И тут внезапно для него пришла срочная телеграмма из Берлина. Ее содержание могло шокировать любого: «Линц, СС-бригаденфюреру Цольмеру. По получении телеграммы немедленно убыть в Бергхоф, арестовать рейхсмаршала Геринга как изменника и передать его под охрану командирам дислоцированных в районе Берхтесгадена частей СС. Об исполнении доложить немедленно. По поручению фюрера рейхсляйтер Борман».

Телеграмма могла шокировать кого угодно, — только не Цольмера. А что такого? Ну, рейхсмаршал оказался предателем, — ну что тут странного? А десять лет назад предателем оказался Рем со своими штурмовиками, и его расстреляли, — обычное дело! А чем Геринг лучше? Цольмер немедленно посадил своих людей в грузовики и утром 24 апреля уже прибыл в Берхтесгаден.

В действительности Геринг вовсе не собирался предавать фюрера: в основе дела лежало обычное недоразумение.

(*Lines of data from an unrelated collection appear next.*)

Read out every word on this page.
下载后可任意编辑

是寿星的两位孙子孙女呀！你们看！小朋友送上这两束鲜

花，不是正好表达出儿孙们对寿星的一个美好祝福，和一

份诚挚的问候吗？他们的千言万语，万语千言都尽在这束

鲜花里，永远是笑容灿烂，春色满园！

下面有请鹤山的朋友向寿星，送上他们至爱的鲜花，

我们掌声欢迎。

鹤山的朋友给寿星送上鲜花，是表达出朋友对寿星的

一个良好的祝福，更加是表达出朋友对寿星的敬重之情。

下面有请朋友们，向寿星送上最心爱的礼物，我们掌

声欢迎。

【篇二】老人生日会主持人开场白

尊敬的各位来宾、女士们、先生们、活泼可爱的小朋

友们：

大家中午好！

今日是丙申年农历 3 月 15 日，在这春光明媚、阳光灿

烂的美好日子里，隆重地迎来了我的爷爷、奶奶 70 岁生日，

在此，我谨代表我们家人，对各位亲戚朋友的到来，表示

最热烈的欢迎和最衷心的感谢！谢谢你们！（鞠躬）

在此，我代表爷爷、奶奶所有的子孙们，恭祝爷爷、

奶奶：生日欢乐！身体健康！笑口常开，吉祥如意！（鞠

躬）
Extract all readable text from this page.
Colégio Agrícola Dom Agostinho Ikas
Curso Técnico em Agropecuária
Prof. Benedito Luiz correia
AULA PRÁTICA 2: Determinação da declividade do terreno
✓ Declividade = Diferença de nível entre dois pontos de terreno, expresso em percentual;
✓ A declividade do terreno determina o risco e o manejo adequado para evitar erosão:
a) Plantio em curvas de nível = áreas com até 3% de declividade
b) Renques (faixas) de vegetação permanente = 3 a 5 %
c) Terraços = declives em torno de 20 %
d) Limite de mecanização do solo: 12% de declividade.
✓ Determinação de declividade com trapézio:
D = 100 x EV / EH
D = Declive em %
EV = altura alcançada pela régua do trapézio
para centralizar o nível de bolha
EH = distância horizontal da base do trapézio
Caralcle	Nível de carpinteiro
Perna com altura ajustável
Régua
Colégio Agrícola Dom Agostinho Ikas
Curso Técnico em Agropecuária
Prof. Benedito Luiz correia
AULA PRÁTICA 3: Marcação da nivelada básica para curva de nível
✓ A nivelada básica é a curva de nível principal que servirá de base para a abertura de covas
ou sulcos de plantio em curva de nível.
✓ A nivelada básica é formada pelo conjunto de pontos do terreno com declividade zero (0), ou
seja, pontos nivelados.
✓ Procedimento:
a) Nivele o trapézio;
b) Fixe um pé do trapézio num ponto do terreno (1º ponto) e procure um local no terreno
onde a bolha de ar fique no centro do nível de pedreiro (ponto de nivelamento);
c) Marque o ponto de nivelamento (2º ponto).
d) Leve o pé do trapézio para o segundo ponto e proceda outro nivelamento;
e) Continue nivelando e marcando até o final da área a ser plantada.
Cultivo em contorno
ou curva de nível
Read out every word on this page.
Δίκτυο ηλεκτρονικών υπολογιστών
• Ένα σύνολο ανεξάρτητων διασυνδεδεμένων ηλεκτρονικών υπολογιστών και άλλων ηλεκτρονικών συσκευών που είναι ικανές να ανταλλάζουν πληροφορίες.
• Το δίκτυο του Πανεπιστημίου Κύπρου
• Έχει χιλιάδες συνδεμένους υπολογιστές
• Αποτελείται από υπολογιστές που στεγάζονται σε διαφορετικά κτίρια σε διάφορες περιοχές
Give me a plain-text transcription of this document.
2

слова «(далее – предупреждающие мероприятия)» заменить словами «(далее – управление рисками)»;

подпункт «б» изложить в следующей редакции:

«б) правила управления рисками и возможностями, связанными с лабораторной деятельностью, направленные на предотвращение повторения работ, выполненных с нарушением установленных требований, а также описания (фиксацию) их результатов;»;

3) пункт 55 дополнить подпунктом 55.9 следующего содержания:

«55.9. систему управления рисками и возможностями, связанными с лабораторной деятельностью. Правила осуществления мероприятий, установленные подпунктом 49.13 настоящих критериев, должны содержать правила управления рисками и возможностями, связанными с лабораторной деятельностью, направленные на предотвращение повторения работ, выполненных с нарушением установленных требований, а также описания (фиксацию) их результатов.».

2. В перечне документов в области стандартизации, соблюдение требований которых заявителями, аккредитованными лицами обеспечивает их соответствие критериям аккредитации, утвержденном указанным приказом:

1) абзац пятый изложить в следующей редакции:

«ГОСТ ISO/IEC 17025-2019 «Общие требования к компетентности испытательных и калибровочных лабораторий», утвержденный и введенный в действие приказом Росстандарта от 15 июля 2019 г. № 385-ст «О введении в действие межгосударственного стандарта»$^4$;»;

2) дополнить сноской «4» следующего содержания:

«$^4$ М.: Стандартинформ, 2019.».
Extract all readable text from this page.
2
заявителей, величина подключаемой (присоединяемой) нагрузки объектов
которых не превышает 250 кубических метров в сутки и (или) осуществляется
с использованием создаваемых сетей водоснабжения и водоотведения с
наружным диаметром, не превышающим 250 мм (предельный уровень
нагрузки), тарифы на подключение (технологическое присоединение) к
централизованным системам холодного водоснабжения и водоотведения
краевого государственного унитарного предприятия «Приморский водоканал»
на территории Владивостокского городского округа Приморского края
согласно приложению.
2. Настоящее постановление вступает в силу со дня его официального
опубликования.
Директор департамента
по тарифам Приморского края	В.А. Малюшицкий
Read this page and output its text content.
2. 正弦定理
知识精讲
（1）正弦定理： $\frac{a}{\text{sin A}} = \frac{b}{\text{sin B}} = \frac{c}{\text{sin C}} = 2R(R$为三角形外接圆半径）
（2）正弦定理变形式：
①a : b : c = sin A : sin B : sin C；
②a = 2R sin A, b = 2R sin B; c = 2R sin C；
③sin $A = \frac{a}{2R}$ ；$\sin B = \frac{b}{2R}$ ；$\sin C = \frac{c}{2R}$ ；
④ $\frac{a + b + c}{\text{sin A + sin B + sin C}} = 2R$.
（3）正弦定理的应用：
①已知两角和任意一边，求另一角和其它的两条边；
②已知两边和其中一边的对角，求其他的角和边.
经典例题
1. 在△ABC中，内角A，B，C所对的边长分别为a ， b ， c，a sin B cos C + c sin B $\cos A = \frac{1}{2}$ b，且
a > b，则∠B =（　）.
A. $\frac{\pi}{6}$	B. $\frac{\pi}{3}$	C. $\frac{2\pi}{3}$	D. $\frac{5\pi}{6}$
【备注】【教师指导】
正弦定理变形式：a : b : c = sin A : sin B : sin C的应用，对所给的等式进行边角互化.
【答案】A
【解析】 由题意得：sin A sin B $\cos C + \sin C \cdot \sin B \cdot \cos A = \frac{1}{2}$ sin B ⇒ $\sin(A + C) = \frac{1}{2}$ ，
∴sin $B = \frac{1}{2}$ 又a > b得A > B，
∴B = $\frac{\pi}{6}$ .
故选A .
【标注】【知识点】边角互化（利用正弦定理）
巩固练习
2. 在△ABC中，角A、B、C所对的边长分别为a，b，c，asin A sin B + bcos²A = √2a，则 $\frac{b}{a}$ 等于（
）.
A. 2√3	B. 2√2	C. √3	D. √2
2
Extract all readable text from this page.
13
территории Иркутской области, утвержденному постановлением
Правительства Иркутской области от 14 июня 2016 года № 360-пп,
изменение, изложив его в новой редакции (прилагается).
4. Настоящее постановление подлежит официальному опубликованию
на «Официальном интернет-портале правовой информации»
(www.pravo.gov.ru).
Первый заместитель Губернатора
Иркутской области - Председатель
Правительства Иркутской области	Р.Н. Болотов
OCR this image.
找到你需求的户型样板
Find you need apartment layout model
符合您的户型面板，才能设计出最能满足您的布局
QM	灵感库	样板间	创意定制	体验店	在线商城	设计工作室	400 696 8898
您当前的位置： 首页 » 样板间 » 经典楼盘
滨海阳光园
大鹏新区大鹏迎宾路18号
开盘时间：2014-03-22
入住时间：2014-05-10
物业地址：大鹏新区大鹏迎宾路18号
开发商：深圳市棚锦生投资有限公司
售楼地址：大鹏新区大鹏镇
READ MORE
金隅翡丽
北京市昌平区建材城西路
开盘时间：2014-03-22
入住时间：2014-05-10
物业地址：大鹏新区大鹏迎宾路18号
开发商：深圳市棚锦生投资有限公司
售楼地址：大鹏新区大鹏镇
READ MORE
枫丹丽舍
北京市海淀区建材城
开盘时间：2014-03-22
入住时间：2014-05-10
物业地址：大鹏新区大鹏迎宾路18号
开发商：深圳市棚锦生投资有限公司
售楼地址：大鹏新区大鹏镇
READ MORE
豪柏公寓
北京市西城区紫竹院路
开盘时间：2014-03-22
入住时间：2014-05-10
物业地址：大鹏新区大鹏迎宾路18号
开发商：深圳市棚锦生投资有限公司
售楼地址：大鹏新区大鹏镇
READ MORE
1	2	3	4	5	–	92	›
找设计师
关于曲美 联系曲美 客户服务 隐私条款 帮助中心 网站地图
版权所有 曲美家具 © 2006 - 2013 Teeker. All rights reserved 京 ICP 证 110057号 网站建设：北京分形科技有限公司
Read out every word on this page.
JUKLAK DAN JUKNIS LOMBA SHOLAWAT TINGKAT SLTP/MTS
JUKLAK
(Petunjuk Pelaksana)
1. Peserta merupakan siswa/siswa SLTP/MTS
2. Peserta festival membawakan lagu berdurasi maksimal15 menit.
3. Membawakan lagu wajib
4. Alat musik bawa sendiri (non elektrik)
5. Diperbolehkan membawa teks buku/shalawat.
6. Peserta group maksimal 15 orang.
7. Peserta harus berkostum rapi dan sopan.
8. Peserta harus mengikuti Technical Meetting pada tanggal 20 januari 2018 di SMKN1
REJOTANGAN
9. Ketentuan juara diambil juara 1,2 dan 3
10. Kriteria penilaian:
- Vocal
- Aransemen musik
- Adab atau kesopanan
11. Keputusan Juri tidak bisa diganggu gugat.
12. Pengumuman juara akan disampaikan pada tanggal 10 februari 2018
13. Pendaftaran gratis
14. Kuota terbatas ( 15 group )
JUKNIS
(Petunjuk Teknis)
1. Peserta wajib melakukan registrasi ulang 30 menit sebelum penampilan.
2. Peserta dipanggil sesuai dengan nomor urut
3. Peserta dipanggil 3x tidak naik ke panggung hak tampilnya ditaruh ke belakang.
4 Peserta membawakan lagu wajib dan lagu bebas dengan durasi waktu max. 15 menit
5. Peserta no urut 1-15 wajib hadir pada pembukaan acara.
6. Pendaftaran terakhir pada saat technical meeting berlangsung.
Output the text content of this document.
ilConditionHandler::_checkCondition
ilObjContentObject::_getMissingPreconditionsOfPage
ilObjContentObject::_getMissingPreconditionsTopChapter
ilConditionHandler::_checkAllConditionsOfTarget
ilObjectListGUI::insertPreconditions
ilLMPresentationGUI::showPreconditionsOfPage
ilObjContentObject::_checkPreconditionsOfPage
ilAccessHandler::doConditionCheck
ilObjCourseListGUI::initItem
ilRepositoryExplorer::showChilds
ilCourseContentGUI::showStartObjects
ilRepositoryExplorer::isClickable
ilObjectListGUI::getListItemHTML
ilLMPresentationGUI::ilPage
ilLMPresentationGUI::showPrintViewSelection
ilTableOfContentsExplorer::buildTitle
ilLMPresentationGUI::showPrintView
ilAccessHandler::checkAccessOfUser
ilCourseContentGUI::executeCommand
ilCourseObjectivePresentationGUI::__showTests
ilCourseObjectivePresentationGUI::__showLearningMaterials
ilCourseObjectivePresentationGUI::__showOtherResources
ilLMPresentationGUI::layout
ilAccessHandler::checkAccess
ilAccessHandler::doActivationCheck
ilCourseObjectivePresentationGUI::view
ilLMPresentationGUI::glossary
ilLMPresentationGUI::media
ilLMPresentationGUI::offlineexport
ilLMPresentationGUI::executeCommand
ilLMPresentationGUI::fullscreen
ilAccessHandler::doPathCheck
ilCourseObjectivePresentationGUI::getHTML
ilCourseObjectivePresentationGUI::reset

После провала так и не состоявшегося наступления Штайнера фюрер продемонстрировал очередную вспышку ярости, обвинив в предательстве армию, СС и всех немцев вообще. Он кричал, что наступил конец; что все рушится; что он лично возглавит оборону Берлина, а в последний момент застрелится. Присутствовавшие на совещании генералы Кребс и Кристиан были просто шокированы, однако Йодль сохранил спокойствие и потом объяснил коллегам, что он все это уже слышал двое суток назад. Затем Кейтель и Йодль уединились с фюрером, и тот им предложил: «принять бразды правления вместе с Герингом». Йодль усомнился, что войска будут сражаться за Геринга, и Гитлер с горечью заметил: «Что значит сражаться? Сколько еще сражений осталось? Войска больше не сражаются, противотанковые заграждения в Берлине открыты, их больше никто не защищает. А когда дело дойдет до переговоров, рейхсмаршал будет полезней меня».